The language industries rely increasingly on the availability of large-scale language resources, appropriate software tools, and standards to make them maximally reusable. However, we are still quite some way from ready availability and complete reusability of corpora and tools. A number of tools for corpus annotation and exploitation have been developed in industry and private research centers, but very few are generally available and/or reusable (or, in particular, applicable to a wide range of languages). Existing methods, such as stochastic methods for corpus annotation, are well-developed for English only, although adaptation to other EU languages is under way.
As for corpora, there exist several international data collection initiatives amassing and distributing large amounts of mainly English-language data (e.g., the ACL Data Collection Initiative and the U.S. Linguistic Data Consortium). In Europe, data collection initiatives such as the European Corpus Initiative (ECI ) and the Multi-Lingual Corpus Collection (MLCC) project have improved the widespread and low-cost availability of corpora comprising texts in a range of EU languages as well as parallel translations. In general, all these initiatives collect whatever data they can acquire, without serious concern for balance or representativeness, and provide only minimal cleanup of the original data.
Beyond providing tools and data, it is essential to develop standards in order to maximize their usability and reusability. Efforts to develop encoding standards are under way: the Text Encoding Initiative (TEI ), whose Guidelines for the Encoding and Interchange of Machine-readable Texts were published in May 1994, provides a comprehensive and general set of encoding solutions for texts across a wide range of domains and applications that serve as a basis for such standards. However, the TEI standard needs to be adapted and extended to serve the specific needs of language engineering applications. Efforts to provide standards for software are less well-developed. As a result, there is currently a serious lack of generally usable tools to manipulate and analyze text corpora that are widely available for research, especially for multilingual applications.
A number of recent efforts have been initiated to develop reliable, reusable resources and tools for EU languages, and significant headway is being made to enable their widespread availability. However, there have been no comparable efforts for the languages of Central and Eastern European (CEE). No large-scale, systematic attempts at corpus collection currently exist (in particular for multilingual, parallel corpora in these languages), and tools specifically adapted to corpora in CEE languages are not freely available.
MULTEXT-East is intended to fill this gap by developing significant resources in CEE languages and adapting existing tools and standards to them. MULTEXT-East is a spin-off of the LRE project MULTEXT , one of the largest EU projects in the domain of language tools and resources. MULTEXT consists of three main aspects:
MULTEXT-East will extend the scope of MULTEXT by transferring its expertise, methodologies, and tools to CEE countries, thus enabling the validation of these tools and methods on CEE languages.

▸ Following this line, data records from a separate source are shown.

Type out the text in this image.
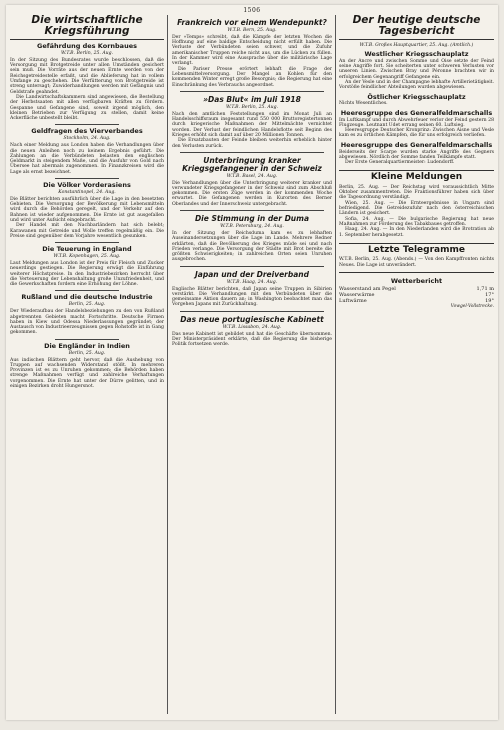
1506
Die wirtschaftliche Kriegsführung
Gefährdung des Kornbaues
W.T.B. Berlin, 25. Aug.

In der Sitzung des Bundesrates wurde beschlossen, daß die Versorgung mit Brotgetreide unter allen Umständen gesichert sein muß. Die Vorräte aus der neuen Ernte werden von der Reichsgetreidestelle erfaßt, und die Ablieferung hat in vollem Umfange zu geschehen. Die Verfütterung von Brotgetreide ist streng untersagt; Zuwiderhandlungen werden mit Gefängnis und Geldstrafe geahndet.

Die Landwirtschaftskammern sind angewiesen, die Bestellung der Herbstsaaten mit allen verfügbaren Kräften zu fördern. Gespanne und Gefangene sind, soweit irgend möglich, den kleinen Betrieben zur Verfügung zu stellen, damit keine Ackerfläche unbestellt bleibt.

Geldfragen des Vierverbandes
Stockholm, 24. Aug.

Nach einer Meldung aus London haben die Verhandlungen über die neuen Anleihen noch zu keinem Ergebnis geführt. Die Zahlungen an die Verbündeten belasten den englischen Geldmarkt in steigendem Maße, und die Ausfuhr von Gold nach Übersee hat abermals zugenommen. In Finanzkreisen wird die Lage als ernst bezeichnet.

Die Völker Vorderasiens
Konstantinopel, 24. Aug.

Die Blätter berichten ausführlich über die Lage in den besetzten Gebieten. Die Versorgung der Bevölkerung mit Lebensmitteln wird durch die Behörden geregelt, und der Verkehr auf den Bahnen ist wieder aufgenommen. Die Ernte ist gut ausgefallen und wird unter Aufsicht eingebracht.

Der Handel mit den Nachbarländern hat sich belebt; Karawanen mit Getreide und Wolle treffen regelmäßig ein. Die Preise sind gegenüber dem Vorjahre wesentlich gesunken.

Die Teuerung in England
W.T.B. Kopenhagen, 25. Aug.

Laut Meldungen aus London ist der Preis für Fleisch und Zucker neuerdings gestiegen. Die Regierung erwägt die Einführung weiterer Höchstpreise. In den Industriebezirken herrscht über die Verteuerung der Lebenshaltung große Unzufriedenheit, und die Gewerkschaften fordern eine Erhöhung der Löhne.

Rußland und die deutsche Industrie
Berlin, 25. Aug.

Der Wiederaufbau der Handelsbeziehungen zu den von Rußland abgetrennten Gebieten macht Fortschritte. Deutsche Firmen haben in Kiew und Odessa Niederlassungen gegründet; der Austausch von Industrieerzeugnissen gegen Rohstoffe ist in Gang gekommen.

Die Engländer in Indien
Berlin, 25. Aug.

Aus indischen Blättern geht hervor, daß die Aushebung von Truppen auf wachsenden Widerstand stößt. In mehreren Provinzen ist es zu Unruhen gekommen; die Behörden haben strenge Maßnahmen verfügt und zahlreiche Verhaftungen vorgenommen. Die Ernte hat unter der Dürre gelitten, und in einigen Bezirken droht Hungersnot.

Frankreich vor einem Wendepunkt?
W.T.B. Bern, 25. Aug.

Der »Temps« schreibt, daß die Kämpfe der letzten Wochen die Hoffnung auf eine baldige Entscheidung nicht erfüllt haben. Die Verluste der Verbündeten seien schwer, und die Zufuhr amerikanischer Truppen reiche nicht aus, um die Lücken zu füllen. In der Kammer wird eine Aussprache über die militärische Lage verlangt.

Die Pariser Presse erörtert lebhaft die Frage der Lebensmittelversorgung. Der Mangel an Kohlen für den kommenden Winter erregt große Besorgnis; die Regierung hat eine Einschränkung des Verbrauchs angeordnet.

»Das Blut« im Juli 1918
W.T.B. Berlin, 25. Aug.

Nach den amtlichen Feststellungen sind im Monat Juli an Handelsschiffsraum insgesamt rund 550 000 Bruttoregistertonnen durch kriegerische Maßnahmen der Mittelmächte vernichtet worden. Der Verlust der feindlichen Handelsflotte seit Beginn des Krieges erhöht sich damit auf über 20 Millionen Tonnen.

Die Ersatzbauten der Feinde bleiben weiterhin erheblich hinter den Verlusten zurück.

Unterbringung kranker Kriegsgefangener in der Schweiz
W.T.B. Basel, 24. Aug.

Die Verhandlungen über die Unterbringung weiterer kranker und verwundeter Kriegsgefangener in der Schweiz sind zum Abschluß gekommen. Die ersten Züge werden in der kommenden Woche erwartet. Die Gefangenen werden in Kurorten des Berner Oberlandes und der Innerschweiz untergebracht.

Die Stimmung in der Duma
W.T.B. Petersburg, 24. Aug.

In der Sitzung der Reichsduma kam es zu lebhaften Auseinandersetzungen über die Lage im Lande. Mehrere Redner erklärten, daß die Bevölkerung des Krieges müde sei und nach Frieden verlange. Die Versorgung der Städte mit Brot bereite die größten Schwierigkeiten; in zahlreichen Orten seien Unruhen ausgebrochen.

Japan und der Dreiverband
W.T.B. Haag, 24. Aug.

Englische Blätter berichten, daß Japan seine Truppen in Sibirien verstärkt. Die Verhandlungen mit den Verbündeten über die gemeinsame Aktion dauern an; in Washington beobachtet man das Vorgehen Japans mit Zurückhaltung.

Das neue portugiesische Kabinett
W.T.B. Lissabon, 24. Aug.

Das neue Kabinett ist gebildet und hat die Geschäfte übernommen. Der Ministerpräsident erklärte, daß die Regierung die bisherige Politik fortsetzen werde.

Der heutige deutsche Tagesbericht
W.T.B. Großes Hauptquartier, 25. Aug. (Amtlich.)
Westlicher Kriegsschauplatz

An der Ancre und zwischen Somme und Oise setzte der Feind seine Angriffe fort. Sie scheiterten unter schweren Verlusten vor unseren Linien. Zwischen Bray und Péronne brachten wir in erfolgreichem Gegenangriff Gefangene ein.

An der Vesle und in der Champagne lebhafte Artillerietätigkeit. Vorstöße feindlicher Abteilungen wurden abgewiesen.

Östlicher Kriegsschauplatz

Nichts Wesentliches.

Heeresgruppe des Generalfeldmarschalls

Im Luftkampf und durch Abwehrfeuer verlor der Feind gestern 28 Flugzeuge. Leutnant Udet errang seinen 60. Luftsieg.

Heeresgruppe Deutscher Kronprinz: Zwischen Aisne und Vesle kam es zu örtlichen Kämpfen, die für uns erfolgreich verliefen.

Heeresgruppe des Generalfeldmarschalls

Beiderseits der Scarpe wurden starke Angriffe des Gegners abgewiesen. Nördlich der Somme fanden Teilkämpfe statt.

Der Erste Generalquartiermeister: Ludendorff.

Kleine Meldungen

Berlin, 25. Aug. — Der Reichstag wird voraussichtlich Mitte Oktober zusammentreten. Die Fraktionsführer haben sich über die Tagesordnung verständigt.

Wien, 25. Aug. — Die Ernteergebnisse in Ungarn sind befriedigend. Die Getreidezufuhr nach den österreichischen Ländern ist gesichert.

Sofia, 24. Aug. — Die bulgarische Regierung hat neue Maßnahmen zur Förderung des Tabakbaues getroffen.

Haag, 24. Aug. — In den Niederlanden wird die Brotration ab 1. September herabgesetzt.

Letzte Telegramme

W.T.B. Berlin, 25. Aug. (Abends.) — Von den Kampffronten nichts Neues. Die Lage ist unverändert.

Wetterbericht
Wasserstand am Pegel	1,71 m
Wasserwärme	17°
Luftwärme	19°
Vowgel-Vollstrecke.
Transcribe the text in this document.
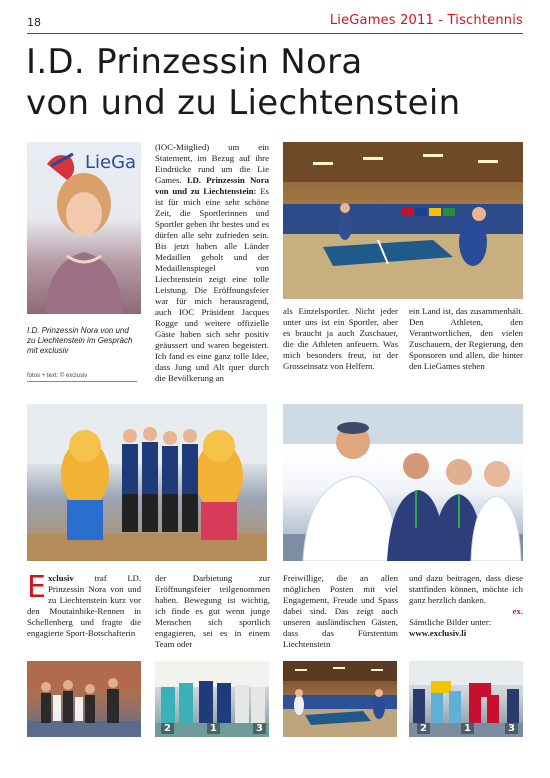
18	LieGames 2011 - Tischtennis
I.D. Prinzessin Nora
von und zu Liechtenstein
LieGa
I.D. Prinzessin Nora von und zu Liechtenstein im Gespräch mit exclusiv
fotos + text: © exclusiv

(IOC-Mitglied) um ein Statement, im Bezug auf ihre Eindrücke rund um die Lie Games. I.D. Prinzessin Nora von und zu Liechtenstein: Es ist für mich eine sehr schöne Zeit, die Sportlerinnen und Sportler geben ihr bestes und es dürfen alle sehr zufrieden sein. Bis jetzt haben alle Länder Medaillen geholt und der Medaillenspiegel von Liechtenstein zeigt eine tolle Leistung. Die Eröffnungsfeier war für mich herausragend, auch IOC Präsident Jacques Rogge und weitere offizielle Gäste haben sich sehr positiv geäussert und waren begeistert. Ich fand es eine ganz tolle Idee, dass Jung und Alt quer durch die Bevölkerung an

als Einzelsportler. Nicht jeder unter uns ist ein Sportler, aber es braucht ja auch Zuschauer, die die Athleten anfeuern. Was mich besonders freut, ist der Grosseinsatz von Helfern.

ein Land ist, das zusammenhält. Den Athleten, den Verantwortlichen, den vielen Zuschauern, der Regierung, den Sponsoren und allen, die hinter den LieGames stehen

E xclusiv traf I.D. Prinzessin Nora von und zu Liechtenstein kurz vor den Moutainbike-Rennen in Schellenberg und fragte die engagierte Sport-Botschafterin

der Darbietung zur Eröffnungsfeier teilgenommen haben. Bewegung ist wichtig, ich finde es gut wenn junge Menschen sich sportlich engagieren, sei es in einem Team oder

Freiwillige, die an allen möglichen Posten mit viel Engagement, Freude und Spass dabei sind. Das zeigt auch unseren ausländischen Gästen, dass das Fürstentum Liechtenstein

und dazu beitragen, dass diese stattfinden können, möchte ich ganz herzlich danken.
ex.

Sämtliche Bilder unter:

www.exclusiv.li

2	1	3	2	1	3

At the same time, it will enable the development of linguistic resources for these languages, especially corpora.
Because projects funded under Copernicus are beginning at approximately MULTEXT 's mid-point, its tools and methods are well-developed enough to extend to additional languages. At the same time, the timing enables MULTEXT to incorporate feedback from application of its tools to vastly different language types (especially Slavic and Finno-Ugric) while they are still under development.
Together, MULTEXT and MULTEXT-East will create a unique network of more than twenty academic research centers and companies, all developing and using common lingware and methodologies as well as producing the first annotated large-scale multilingual corpus for 12 EU and CEE languages.